Municipal president of Empalme
- In office 16 September 1982 – 15 September 1985
- Preceded by: Marcial Bazúa Vizcarra
- Succeeded by: Heriberto Lizárraga Zataráin

Personal details
- Born: 26 October 1935 (age 90) Empalme, Sonora, Mexico
- Party: Institutional Revolutionary Party
- Baseball player Baseball career
- First baseman / Manager
- Bats: RightThrows: Right

Career highlights and awards
- Mexican Pacific League records 27 home runs, single season;

Member of the Mexican Professional

Baseball Hall of Fame
- Induction: 1983

= Ronnie Camacho =

Mexican baseball player and manager

Ronaldo Camacho Durán (born 26 October 1935) is a Mexican former professional baseball first baseman and manager.
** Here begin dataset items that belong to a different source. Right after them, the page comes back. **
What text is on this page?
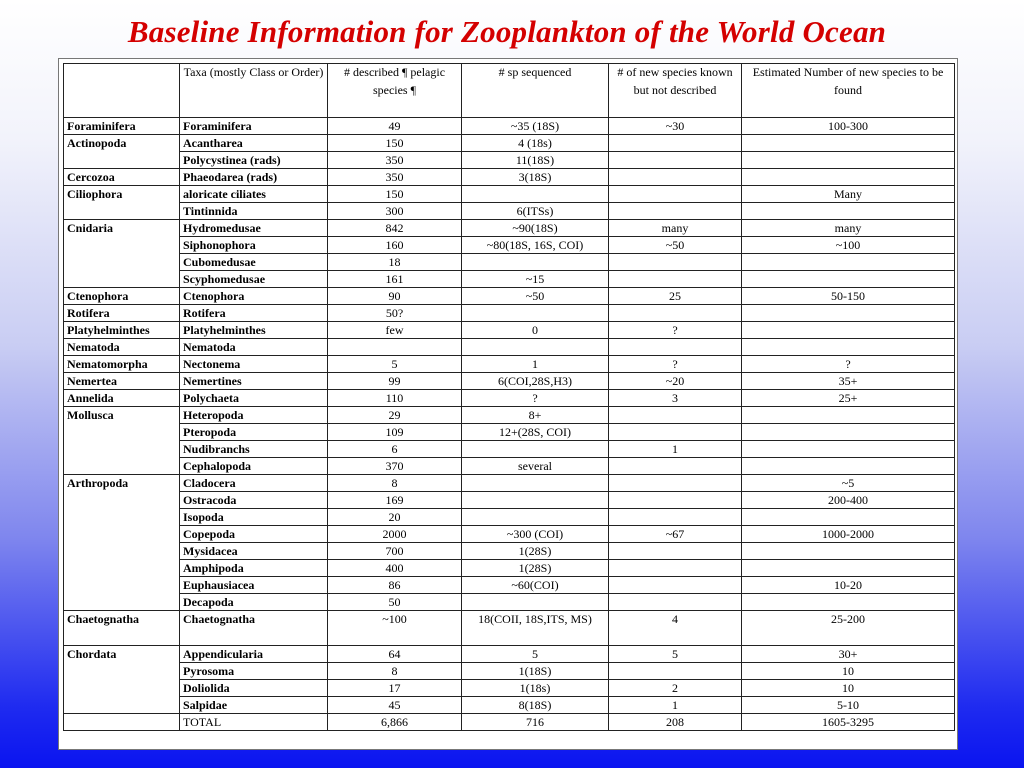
Baseline Information for Zooplankton of the World Ocean
	Taxa (mostly Class or Order)	# described ¶ pelagic species ¶	# sp sequenced	# of new species known but not described	Estimated Number of new species to be found
Foraminifera	Foraminifera	49	~35 (18S)	~30	100-300
Actinopoda	Acantharea	150	4 (18s)		
	Polycystinea (rads)	350	11(18S)		
Cercozoa	Phaeodarea (rads)	350	3(18S)		
Ciliophora	aloricate ciliates	150			Many
	Tintinnida	300	6(ITSs)		
Cnidaria	Hydromedusae	842	~90(18S)	many	many
	Siphonophora	160	~80(18S, 16S, COI)	~50	~100
	Cubomedusae	18			
	Scyphomedusae	161	~15		
Ctenophora	Ctenophora	90	~50	25	50-150
Rotifera	Rotifera	50?			
Platyhelminthes	Platyhelminthes	few	0	?	
Nematoda	Nematoda				
Nematomorpha	Nectonema	5	1	?	?
Nemertea	Nemertines	99	6(COI,28S,H3)	~20	35+
Annelida	Polychaeta	110	?	3	25+
Mollusca	Heteropoda	29	8+		
	Pteropoda	109	12+(28S, COI)		
	Nudibranchs	6		1	
	Cephalopoda	370	several		
Arthropoda	Cladocera	8			~5
	Ostracoda	169			200-400
	Isopoda	20			
	Copepoda	2000	~300 (COI)	~67	1000-2000
	Mysidacea	700	1(28S)		
	Amphipoda	400	1(28S)		
	Euphausiacea	86	~60(COI)		10-20
	Decapoda	50			
Chaetognatha	Chaetognatha	~100	18(COII, 18S,ITS, MS)	4	25-200
Chordata	Appendicularia	64	5	5	30+
	Pyrosoma	8	1(18S)		10
	Doliolida	17	1(18s)	2	10
	Salpidae	45	8(18S)	1	5-10
	TOTAL	6,866	716	208	1605-3295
Camacho played in the Mexican League, the highest level of professional baseball in Mexico, the Mexican Pacific League and in the minor leagues.

He had a brief career as politician in the eighties as municipal president of his hometown.

==Career==
Camacho was born on 26 October 1935 in Empalme, Sonora, Mexico. He started his professional career in 1953 playing for the Águilas de Mexicali in the Mexican winter league. He also played minor league baseball with the Fresno Cardinals from 1953 to 1955.

In 1956, Camacho returned to Mexico and signed with the Tecolotes de Nuevo Laredo of the Mexican League. Camacho played for the Tecolotes from 1956 to 1959, then joined the Pericos de Puebla where he stayed until 1969. In 1970, Camacho was signed by the Leones de Yucatán, where he played for only one season. In 1971, he joined the Broncos de Reynosa. From 1972 to 1974, Camacho played with the Tigres de México. On his last season, in 1975, he played with the Rieleros de Aguascalientes. Camacho also spent some games with the Rojos del Águila de Veracruz in 1973.

Camacho became the first and only player to establish a single season home run record in both Mexican professional leagues. In 1963, Camacho hit 39 home runs in the Mexican League. In the 1963–64 Mexican Pacific League season, Camacho hit 27 home runs. His record in the Mexican League was beaten the next year by Héctor Espino, who hit 46 home runs with the Sultanes de Monterrey. His record in the Mexican Pacific League remains unbeaten as of 2022.

In 1983, Camacho was inducted into the Mexican Professional Baseball Hall of Fame.

Each season, the Mexican Pacific League awards the Ronaldo "Ronnie" Camacho Trophy to the home run leader of the league, named in honor of Camacho.

==Political career==
Camacho was elected as municipal president of his hometown Empalme from 16 September 1982 to 15 September 1985.